Photo Credit: arizonahuntingforums.com
Laurie Roberts is perhaps the local media’s most prominent and prolific crap-talker. Her style is one of consistent bear-poking; you will almost never read her give kudos to politicians, but instead take them to task about some perceived injustice. And there’s a role for that; politicians are good enough at spinning their supposed successes and hiding their own failures, and she does play an important role in cutting through the BS, regardless of whether or not it’s coming from the left or the right.
Sometimes goes after enough people or entities that it’s difficult to keep them straight however, and she ends up contradicting herself with her attacks.
See this missive, amongst other items Roberts takes swings at Governor Hobbs and Arizona Republicans, including former Governor Ducey, for utilizing the Arizona State Land Trust to boost education spending in Arizona. The complaint is that it’s unsustainable by definition, and now another solution has to be conjured up lest there be a significant shortfall in education funding.
And hey, that’s a valid criticism. Proposition 123, Ducey’s brainchild nearly a decade ago, was not meant to be a sustainable source of education funding in Arizona; it is a temporary drawdown. But what about the short-changing of the Arizona State Land Trust, the very source of education funding?
I’d like to remind Laurie about one of the most blatant de facto robberies from the Arizona State Land Trust, from none other than Axon. When it originally bought the plot of land that it now wants to put its massive, unwanted apartment megaplex on, it bought it under the guise of it being used for office or commercial uses. Had it applied for the purchase declaring its real intent, using it for commercial real estate, it would have paid tens of millions of dollars more into the State Land Trust.

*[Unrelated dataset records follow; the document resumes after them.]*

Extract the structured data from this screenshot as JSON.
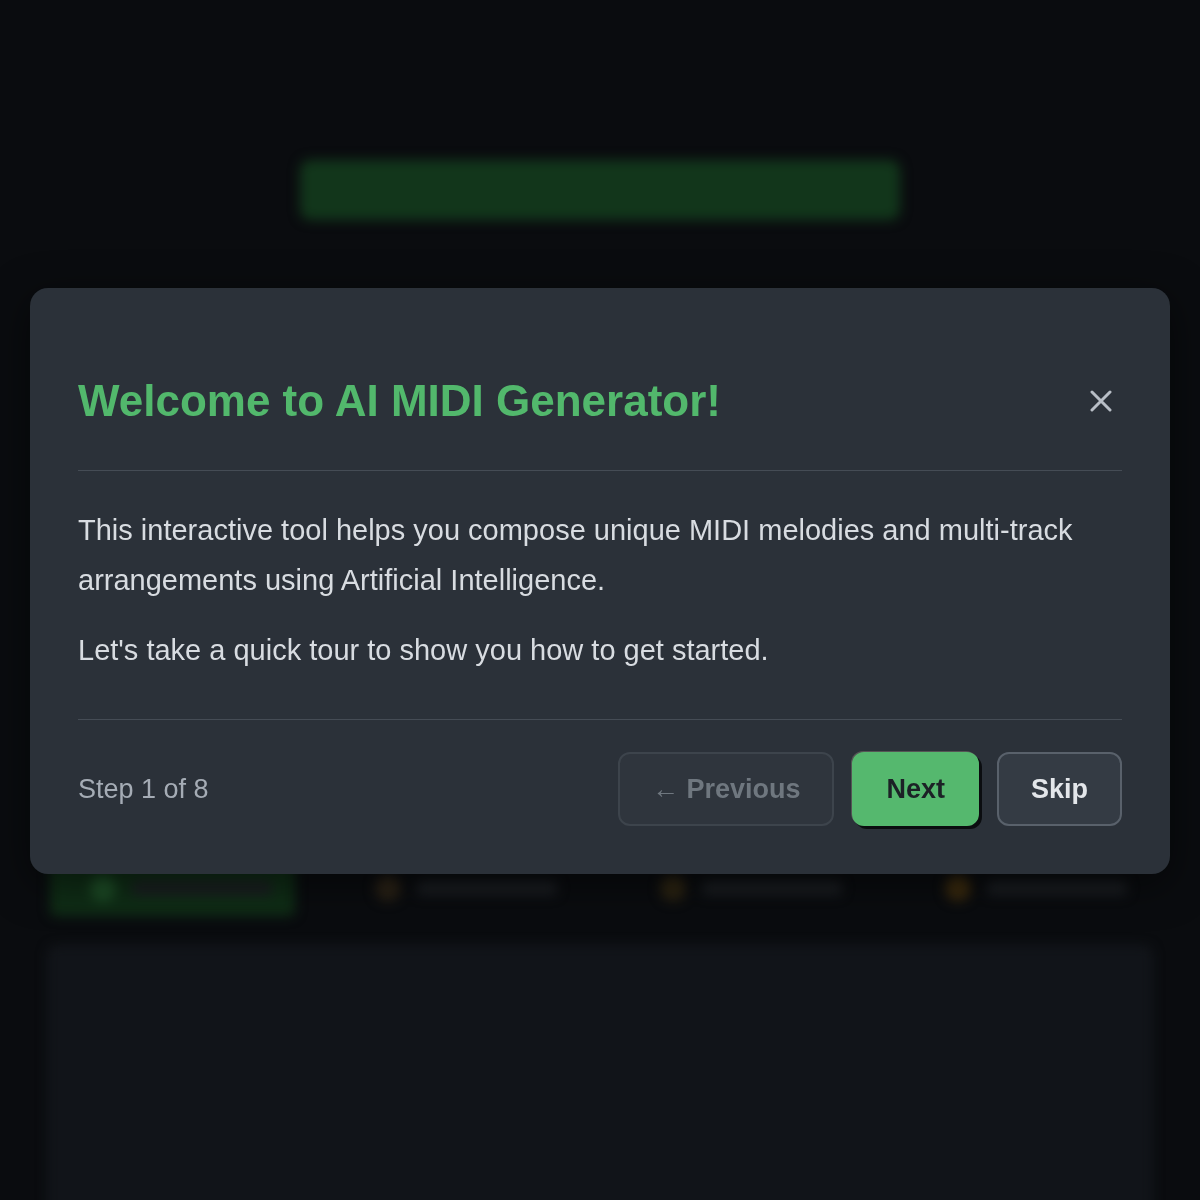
{
  "dialog": {
    "title": "Welcome to AI MIDI Generator!",
    "paragraphs": [
      "This interactive tool helps you compose unique MIDI melodies and multi-track arrangements using Artificial Intelligence.",
      "Let's take a quick tour to show you how to get started."
    ],
    "step": "Step 1 of 8",
    "buttons": [
      {
        "label": "← Previous",
        "kind": "secondary",
        "disabled": true
      },
      {
        "label": "Next",
        "kind": "primary",
        "disabled": false
      },
      {
        "label": "Skip",
        "kind": "outline",
        "disabled": false
      }
    ]
  }
}
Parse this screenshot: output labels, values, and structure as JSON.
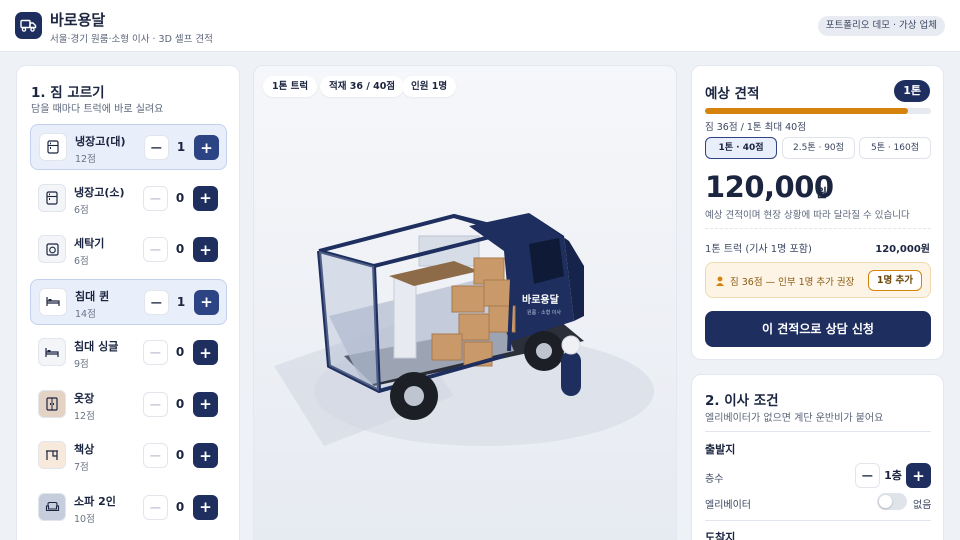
{
  "header": {
    "title": "바로용달",
    "subtitle": "서울·경기 원룸·소형 이사 · 3D 셀프 견적",
    "badge": "포트폴리오 데모 · 가상 업체"
  },
  "left": {
    "title": "1. 짐 고르기",
    "subtitle": "담을 때마다 트럭에 바로 실려요",
    "items": [
      {
        "name": "냉장고(대)",
        "count": "12점",
        "qty": "1",
        "icon": "fridge-icon"
      },
      {
        "name": "냉장고(소)",
        "count": "6점",
        "qty": "0",
        "icon": "fridge-icon"
      },
      {
        "name": "세탁기",
        "count": "6점",
        "qty": "0",
        "icon": "washer-icon"
      },
      {
        "name": "침대 퀸",
        "count": "14점",
        "qty": "1",
        "icon": "bed-icon"
      },
      {
        "name": "침대 싱글",
        "count": "9점",
        "qty": "0",
        "icon": "bed-icon"
      },
      {
        "name": "옷장",
        "count": "12점",
        "qty": "0",
        "icon": "wardrobe-icon"
      },
      {
        "name": "책상",
        "count": "7점",
        "qty": "0",
        "icon": "desk-icon"
      },
      {
        "name": "소파 2인",
        "count": "10점",
        "qty": "0",
        "icon": "sofa-icon"
      }
    ],
    "minus_symbol": "−",
    "plus_symbol": "+"
  },
  "center": {
    "chips": [
      "1톤 트럭",
      "적재 36 / 40점",
      "인원 1명"
    ],
    "truck_label": "바로용달",
    "truck_sublabel": "원룸 · 소형 이사",
    "load_fraction": 0.9
  },
  "estimate": {
    "title": "예상 견적",
    "truck_badge": "1톤",
    "load_text": "짐 36점 / 1톤 최대 40점",
    "load_fraction": 0.9,
    "options": [
      "1톤 · 40점",
      "2.5톤 · 90점",
      "5톤 · 160점"
    ],
    "selected_option": 0,
    "price": "120,000",
    "price_unit": "원",
    "price_note": "예상 견적이며 현장 상황에 따라 달라질 수 있습니다",
    "line_label": "1톤 트럭 (기사 1명 포함)",
    "line_value": "120,000원",
    "warning": "짐 36점 — 인부 1명 추가 권장",
    "warning_button": "1명 추가",
    "cta": "이 견적으로 상담 신청"
  },
  "conditions": {
    "title": "2. 이사 조건",
    "subtitle": "엘리베이터가 없으면 계단 운반비가 붙어요",
    "origin_title": "출발지",
    "floor_label": "층수",
    "floor_value": "1층",
    "elevator_label": "엘리베이터",
    "elevator_value": "없음",
    "destination_title": "도착지"
  },
  "colors": {
    "navy": "#1e2f5f",
    "accent_orange": "#d4840c",
    "selected_bg": "#e8eefa"
  }
}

It would have been nice if Laurie had been using her megaphone early in often to shine a light on this short-changing. If she had brought that up then, Axon might have realized earlier that it was going at this alone and reversed course.
I like you, Laurie, I really do. But you dropped the ball on this one. Criticize unsustainable education funding all you like, but don’t forget one company’s dishonesty and how it very significantly contributed to this issue as well.